Court Opinion

ID: 9441784
Source: CourtListenerOpinion
Date Created: 2023-08-03 18:08:31.249066+00
Date Added: 2024-06-11T17:28:38.652803
License: Public Domain

McKEE, Chief Circuit Judge,
concurring.
I join the majority opinion in its entirety, and fully agree with the remand to the District Court to complete the third step of the Batson analysis. However, I write separately to emphasize that although my colleagues note that “we have indicated that it is appropriate to lessen the state’s burden at the second step where the passage of time diminishes the prosecutor’s recollection of voir dire,” Maj. Op. 628 (citing Wilson, 426 F.3d at 668), we have not done so here. The majority properly concludes that the Commonwealth failed to meet its burden at step two of the Batson analysis because the prosecutor failed to offer race-neutral reasons for striking three jurors. Thus, in this case, the majority’s discussion of the appropriateness of lessening the state’s burden of production when the prosecutor has a faded memory at step two of the Batson analysis is purely dicta, and rightfully so.

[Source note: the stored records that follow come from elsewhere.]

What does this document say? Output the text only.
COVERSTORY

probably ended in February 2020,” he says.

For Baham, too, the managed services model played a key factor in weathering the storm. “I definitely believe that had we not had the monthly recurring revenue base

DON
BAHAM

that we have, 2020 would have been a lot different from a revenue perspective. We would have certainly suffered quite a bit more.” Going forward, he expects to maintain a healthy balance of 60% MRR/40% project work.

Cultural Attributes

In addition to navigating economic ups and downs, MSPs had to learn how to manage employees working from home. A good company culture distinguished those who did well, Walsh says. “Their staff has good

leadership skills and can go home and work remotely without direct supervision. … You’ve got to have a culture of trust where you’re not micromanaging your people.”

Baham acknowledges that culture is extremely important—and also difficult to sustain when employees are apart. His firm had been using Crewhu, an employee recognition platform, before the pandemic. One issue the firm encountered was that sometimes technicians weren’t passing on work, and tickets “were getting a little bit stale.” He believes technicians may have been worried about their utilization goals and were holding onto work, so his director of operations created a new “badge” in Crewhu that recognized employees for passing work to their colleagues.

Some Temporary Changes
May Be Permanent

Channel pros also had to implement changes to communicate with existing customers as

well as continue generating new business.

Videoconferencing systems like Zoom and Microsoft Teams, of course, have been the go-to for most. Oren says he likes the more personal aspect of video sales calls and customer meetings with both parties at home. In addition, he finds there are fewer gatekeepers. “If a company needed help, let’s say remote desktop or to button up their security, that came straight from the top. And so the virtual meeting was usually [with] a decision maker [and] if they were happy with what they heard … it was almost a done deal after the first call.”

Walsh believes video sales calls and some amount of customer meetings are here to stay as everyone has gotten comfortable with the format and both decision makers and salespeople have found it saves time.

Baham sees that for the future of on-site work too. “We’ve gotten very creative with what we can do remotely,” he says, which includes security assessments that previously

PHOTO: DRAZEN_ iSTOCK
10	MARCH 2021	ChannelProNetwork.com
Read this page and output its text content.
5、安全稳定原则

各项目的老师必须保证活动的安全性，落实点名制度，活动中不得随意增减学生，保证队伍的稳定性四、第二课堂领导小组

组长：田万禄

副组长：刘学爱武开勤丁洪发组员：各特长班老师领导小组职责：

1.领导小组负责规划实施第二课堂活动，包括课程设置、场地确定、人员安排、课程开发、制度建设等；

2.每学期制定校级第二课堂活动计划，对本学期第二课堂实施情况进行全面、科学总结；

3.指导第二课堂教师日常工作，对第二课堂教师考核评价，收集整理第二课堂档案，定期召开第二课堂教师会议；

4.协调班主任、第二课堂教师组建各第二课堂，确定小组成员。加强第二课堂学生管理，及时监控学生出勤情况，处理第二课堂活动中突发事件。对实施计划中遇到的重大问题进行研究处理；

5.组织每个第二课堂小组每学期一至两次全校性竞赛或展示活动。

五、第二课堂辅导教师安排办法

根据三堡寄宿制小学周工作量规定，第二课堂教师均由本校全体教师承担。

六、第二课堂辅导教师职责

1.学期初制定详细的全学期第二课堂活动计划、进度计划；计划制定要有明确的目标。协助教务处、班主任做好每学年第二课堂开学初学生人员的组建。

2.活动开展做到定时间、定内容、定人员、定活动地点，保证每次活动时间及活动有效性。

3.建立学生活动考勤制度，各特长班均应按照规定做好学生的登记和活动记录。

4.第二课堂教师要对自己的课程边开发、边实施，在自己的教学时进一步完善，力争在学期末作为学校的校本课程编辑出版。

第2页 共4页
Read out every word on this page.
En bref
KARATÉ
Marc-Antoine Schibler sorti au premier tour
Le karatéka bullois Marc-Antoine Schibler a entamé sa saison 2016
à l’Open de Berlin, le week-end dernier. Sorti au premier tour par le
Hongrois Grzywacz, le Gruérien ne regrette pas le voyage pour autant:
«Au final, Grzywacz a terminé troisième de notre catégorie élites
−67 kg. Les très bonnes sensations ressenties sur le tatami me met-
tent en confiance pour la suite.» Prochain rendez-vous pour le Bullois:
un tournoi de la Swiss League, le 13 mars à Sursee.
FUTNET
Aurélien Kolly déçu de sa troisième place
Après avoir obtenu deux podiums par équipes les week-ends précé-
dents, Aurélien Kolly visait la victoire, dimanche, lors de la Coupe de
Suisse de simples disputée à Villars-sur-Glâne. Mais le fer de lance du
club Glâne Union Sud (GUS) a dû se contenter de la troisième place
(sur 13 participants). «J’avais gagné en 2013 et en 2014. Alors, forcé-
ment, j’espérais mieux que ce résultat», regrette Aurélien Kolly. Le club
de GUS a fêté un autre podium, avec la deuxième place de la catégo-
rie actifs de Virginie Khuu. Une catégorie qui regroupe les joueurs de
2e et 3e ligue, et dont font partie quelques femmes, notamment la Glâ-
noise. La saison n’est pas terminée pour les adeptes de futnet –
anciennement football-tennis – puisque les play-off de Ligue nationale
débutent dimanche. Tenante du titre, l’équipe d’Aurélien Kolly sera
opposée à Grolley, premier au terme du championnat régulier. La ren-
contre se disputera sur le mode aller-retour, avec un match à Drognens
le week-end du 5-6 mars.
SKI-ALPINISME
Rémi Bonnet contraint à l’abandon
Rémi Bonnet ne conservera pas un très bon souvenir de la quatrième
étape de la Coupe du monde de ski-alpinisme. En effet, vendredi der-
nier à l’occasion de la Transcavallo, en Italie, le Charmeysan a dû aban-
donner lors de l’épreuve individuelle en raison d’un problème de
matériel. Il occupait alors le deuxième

In Wilson, we stated: “[I]n light of the passage of time, we agree with the District Court that it was appropriate to lessen the burden of the Commonwealth at step two.” 426 F.3d at 668. However, in Wilson, unlike here, it does not appear that a timely objection was made at trial to the prosecutor’s discriminatory exercise of peremptory strikes. See Abu-Jamal, 520 F.3d at 280 n. 3. As the majority quite correctly notes, Lark’s attorney raised what was to become a Batson claim during voir dire. Accordingly, the prosecutor was immediately put on notice that he may later have to explain his motivations in peremptorily striking Black jurors.
The majority suggests that the prosecutor’s burden must necessarily be reduced at step two when the prosecutor’s faded memory results from a long passage of time between voir dire and a Batson hearing. However, that principle should not apply when, as here, a timely objection is made to the prosecutor’s use of peremptory strikes. Under such circumstances, the fact finder may conclude that the claim of faded memory and failure to memorialize the reasons for certain strikes is less credible than might otherwise be the case. I do not suggest that this necessarily undermines a subsequent claim of failed memory. However, I also do not think it appropriate to suggest that the claim of failed memory must receive the same credibility and consideration afforded the prosecutor in Wilson. Rather, the District Court must be free to assess the credibility of the claim of failed memory during its step three Batson analysis on remand.
On remand, the District Court will have to decide whether, and to what extent, the prosecutor’s subsequent claim of failed memory should be credited given the very unique circumstances here and the fact that he was immediately informed that his motivations may be examined at a later date.